A common refrain regarding the horrific wildfires that have engulfed parts of Los Angeles—and will result in one of the nation’s costliest natural disasters in history—is that they’re the result of a “perfect storm” of climate-related conditions.
“One of the things that we have been seeing in California is this kind of whiplash between extreme wet events . . . and then extreme dry events,” Gavin Schmidt, director of NASA’s Goddard Institute for Space Studies, told PBS. “So it hasn’t really rained in the Los Angeles area for months now. And that has led to both a spur of growth when there was water, and then all of that growth has dried out providing like a—unfortunately, a perfect storm for fires this season.”
While Schmidt is probably correct about the confluence of weather conditions, his analysis is likely to encourage state officials to devote even more effort and resources to the climate-change strategy as a catch-all for dealing with the natural disasters that routinely afflict California. Floods and wildfire have defined this state since time immemorial. Climate change might be worsening these disasters, but the real “perfect storm” involves public policy.
Instead of creating a resilient system that handles whatever Mother Nature throws our way, California’s progressive leaders have insisted on pursuing multiple costly policies designed to change the trajectory of the Earth’s weather patterns—heedless of the fact that California’s CO2 emissions make up less than 1 percent of world emissions, or that 2020’s wildfires added nearly double the CO2 emissions that the state had eliminated over the previous 16 years, per University of Chicago research.
A substantial way to build resilience is to establish a functioning property-insurance market, which is vital for protecting property ownership and the economy. Instead, Governor Gavin Newsom has prioritized symbolic policymaking, like measures to battle so-called price-gouging and to “Trump-proof” the state, over fixing the insurance market. While state officials have finally introduced some modest but sensible insurance reforms, these won’t mean much in the face of a potential $150 billion in damages.
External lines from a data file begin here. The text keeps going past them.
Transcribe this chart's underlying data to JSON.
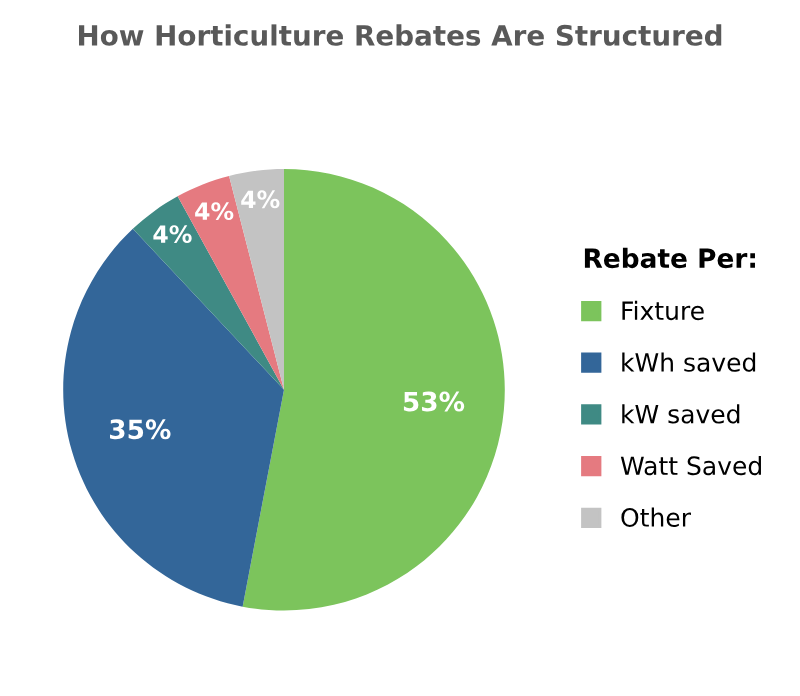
{
  "chart_data": {
    "type": "pie",
    "title": "How Horticulture Rebates Are Structured",
    "legend_title": "Rebate Per:",
    "categories": [
      "Fixture",
      "kWh saved",
      "kW saved",
      "Watt Saved",
      "Other"
    ],
    "values": [
      53,
      35,
      4,
      4,
      4
    ],
    "colors": [
      "#7cc45c",
      "#336699",
      "#3f8a84",
      "#e57a80",
      "#c3c3c3"
    ],
    "value_labels": [
      "53%",
      "35%",
      "4%",
      "4%",
      "4%"
    ],
    "legend": "right"
  }
}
It’s not as if California’s leaders didn’t know what was coming. Insurers had for years been warning about what would happen. State Farm General Insurance Co., the state’s largest property insurer, announced in March 2023 that it would stop writing new policies. It has since announced a total pull-out from the condo and apartment market. Other insurers quickly followed suit.
Why would insurance companies exit such a major, seemingly lucrative market? In essence, because California has a system of price controls for property insurance. The insurance commissioner must approve any rate changes and can even roll back rates retroactively.
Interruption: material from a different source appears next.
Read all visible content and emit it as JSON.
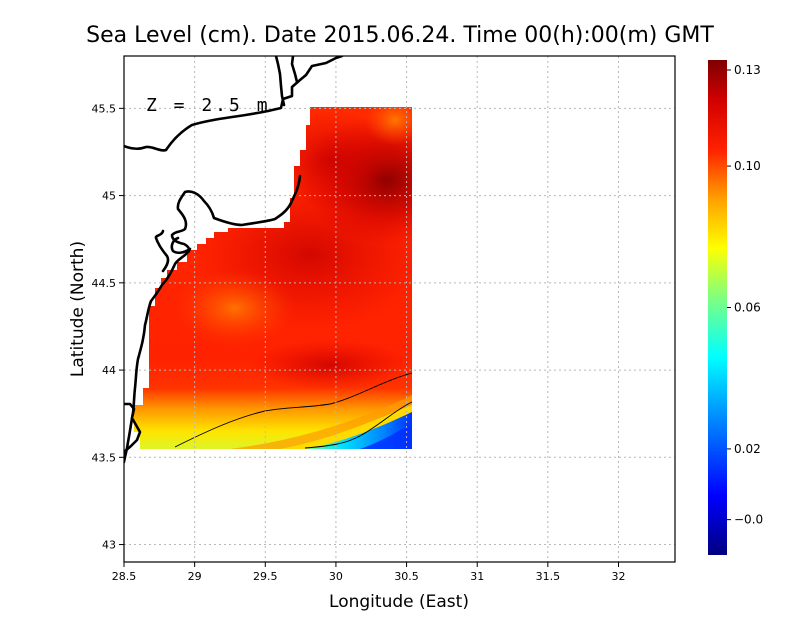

It can take many months for insurers to wade through the byzantine process of hearings, bureaucratic rate reviews, and opposition to such hikes by consumer-attorney “intervenors” who earn large fees for their efforts. It can take months or even years to get a rate approval. Elected insurance commissioners have little incentive to grant large rate increases—that’s bad for their political careers.
The problem goes back to Proposition 103, the 1988 ballot initiative that made the state insurance commissioner an elected position, instituted the prior-approval system for rate increases, and rolled back rates. In a functioning market, sellers of goods and services determine prices, and competition keeps prices affordable. In a price-controlled market, the government sets prices, resulting in shortages as companies pull back their offerings or quietly flee the market.
The governor and state legislature were well aware of this problem and even offered statements and held hearings discussing the need to strengthen market competition. But even modest efforts have run up against opposition from consumer groups claiming that these reforms amount to giving in to corporate interests and will drive up prices for consumers. So, Newsom and the legislature have punted on the issue, focusing on other, less pressing but more politically useful topics.
Consider state insurance commissioner Ricardo Lara’s latest reforms, which, among other things, allowed insurers to consider forward-looking catastrophe models in setting rates. Before the wildfires swept through Los Angeles, this approach showed some signs of easing the crisis; Farmers Insurance announced a plan to write more policies.
Why did doing this take so long? Given the state’s focus on climate change, officials surely knew that forward-looking models would adjust for warming temperatures better than a process based on past losses. And why did it take so long to allow insurance companies to factor in rising reinsurance rates? Expanding reinsurance—the insurance purchased by insurance companies—lets insurers write more policies, as it protects their capital reserves. That’s exactly what we need: more policy writing.
In the wake of the latest wildfires, the state legislature has introduced a bill that would let the bare-bones, state-created insurer of last resort—California’s FAIR Plan—issue bonds. It’s not as if lawmakers haven’t seen the writing on the wall. Indeed, there’s open talk about the state insurance system’s facing insolvency as it’s forced to handle far more policy holders than it was designed to handle.
It’s a perfect storm, all right—but one involving a confluence of bad regulation, the poor implementation of those regulations, and continued inaction by state leaders.